Pasal 23 ayat (1) Hakim konstitusi diberhentikan dengan hormat apabila:
a. meninggal dunia;
b. mengundurkan diri atas permintaan sendiri yang
diajukan kepada Ketua Mahkamah Konstitusi;
c. telah berusia 67 (enam puluh tujuh) tahun;
d. telah berakhir masa jabatannya; atau
e. sakit jasmani atau rohani secara terus-menerus yang
dibuktikan dengan surat keterangan dokter.
(2) Hakim konstitusi diberhentikan dengan tidak hormat
apabila:
a. dijatuhi pidana penjara berdasarkan putusan
pengadilan yang telah memperoleh kekuatan hukum
tetap karena melakukan tindak pidana yang diancam
dengan pidana penjara 5 (lima) tahun atau lebih;
b. melakukan perbuatan tercela;
c. tidak menghadiri persidangan yang menjadi tugas dan
kewajibannya selama 5 (lima) kali berturut-turut tanpa
alasan yang sah;
d. melanggar sumpah atau janji jabatan;
e. dengan sengaja menghambat Mahkamah Konstitusi
memberi putusan dalam waktu sebagaimana
dimaksud dalam Pasal 7B ayat (4) Undang-Undang
Dasar Negara Republik Indonesia Tahun 1945;
f. melanggar larangan sebagaimana dimaksud dalam
Pasal 17; atau
g. tidak lagi memenuhi syarat sebagai hakim konstitusi.

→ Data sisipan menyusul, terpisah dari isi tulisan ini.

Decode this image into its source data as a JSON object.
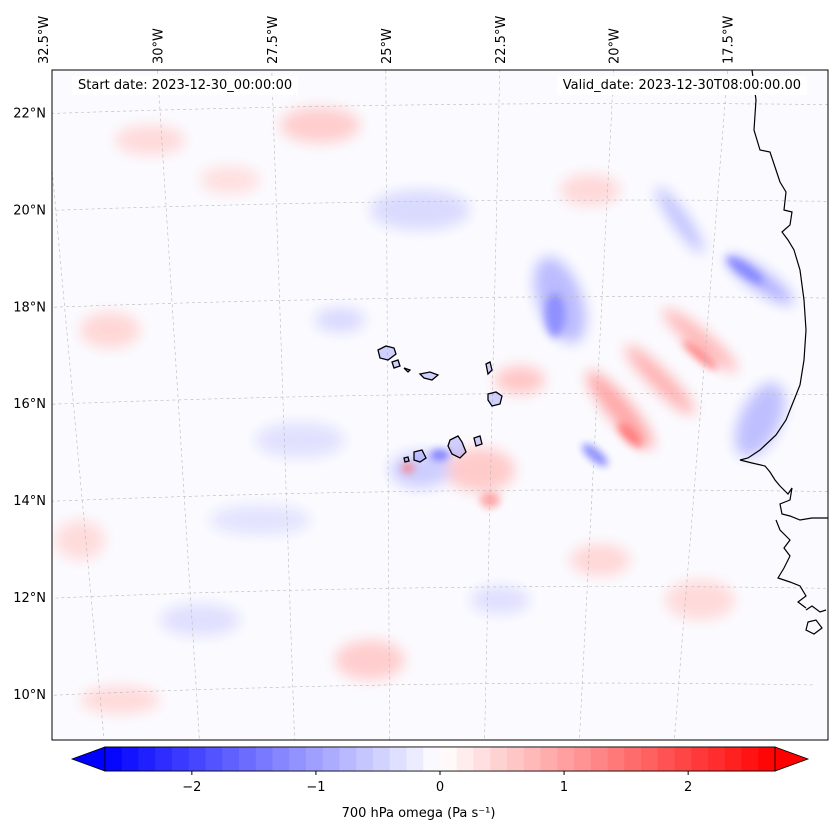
{
  "header": {
    "start_label": "Start date: 2023-12-30_00:00:00",
    "valid_label": "Valid_date: 2023-12-30T08:00:00.00"
  },
  "map": {
    "projection": "lambert-conformal",
    "extent": {
      "lon_min": -33.0,
      "lon_max": -15.5,
      "lat_min": 9.0,
      "lat_max": 22.8
    },
    "lon_ticks": [
      {
        "value": -32.5,
        "label": "32.5°W"
      },
      {
        "value": -30.0,
        "label": "30°W"
      },
      {
        "value": -27.5,
        "label": "27.5°W"
      },
      {
        "value": -25.0,
        "label": "25°W"
      },
      {
        "value": -22.5,
        "label": "22.5°W"
      },
      {
        "value": -20.0,
        "label": "20°W"
      },
      {
        "value": -17.5,
        "label": "17.5°W"
      }
    ],
    "lat_ticks": [
      {
        "value": 22,
        "label": "22°N"
      },
      {
        "value": 20,
        "label": "20°N"
      },
      {
        "value": 18,
        "label": "18°N"
      },
      {
        "value": 16,
        "label": "16°N"
      },
      {
        "value": 14,
        "label": "14°N"
      },
      {
        "value": 12,
        "label": "12°N"
      },
      {
        "value": 10,
        "label": "10°N"
      }
    ],
    "gridlines": true,
    "field": "700 hPa vertical velocity (omega)",
    "features": [
      "west-african-coastline",
      "cape-verde-islands"
    ]
  },
  "colorbar": {
    "label": "700 hPa omega (Pa s⁻¹)",
    "vmin": -2.7,
    "vmax": 2.7,
    "colormap": "bwr",
    "colors": {
      "negative": "#0000ff",
      "zero": "#ffffff",
      "positive": "#ff0000"
    },
    "extend": "both",
    "ticks": [
      {
        "value": -2,
        "label": "−2"
      },
      {
        "value": -1,
        "label": "−1"
      },
      {
        "value": 0,
        "label": "0"
      },
      {
        "value": 1,
        "label": "1"
      },
      {
        "value": 2,
        "label": "2"
      }
    ]
  }
}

(3) Permintaan pemberhentian dengan tidak hormat
sebagaimana dimaksud pada ayat (2) huruf b, huruf c,
huruf d, huruf e, huruf f, dan huruf g dilakukan setelah
yang bersangkutan diberi kesempatan untuk membela
diri di hadapan Majelis Kehormatan Mahkamah
Konstitusi.
(4) Pemberhentian hakim konstitusi ditetapkan dengan
Keputusan Presiden atas permintaan Ketua Mahkamah
Konstitusi.
(5) Ketentuan mengenai pembentukan, susunan, dan tata
kerja Majelis Kehormatan Mahkamah Konstitusi diatur
lebih lanjut oleh Mahkamah Konstitusi.

Pasal 59

Putusan Mahkamah Konstitusi mengenai pengujian undang-
undang terhadap Undang-Undang Dasar Negara Republik
Indonesia Tahun 1945 disampaikan kepada DPR, Dewan
Perwakilan Daerah, Presiden, dan Mahkamah Agung.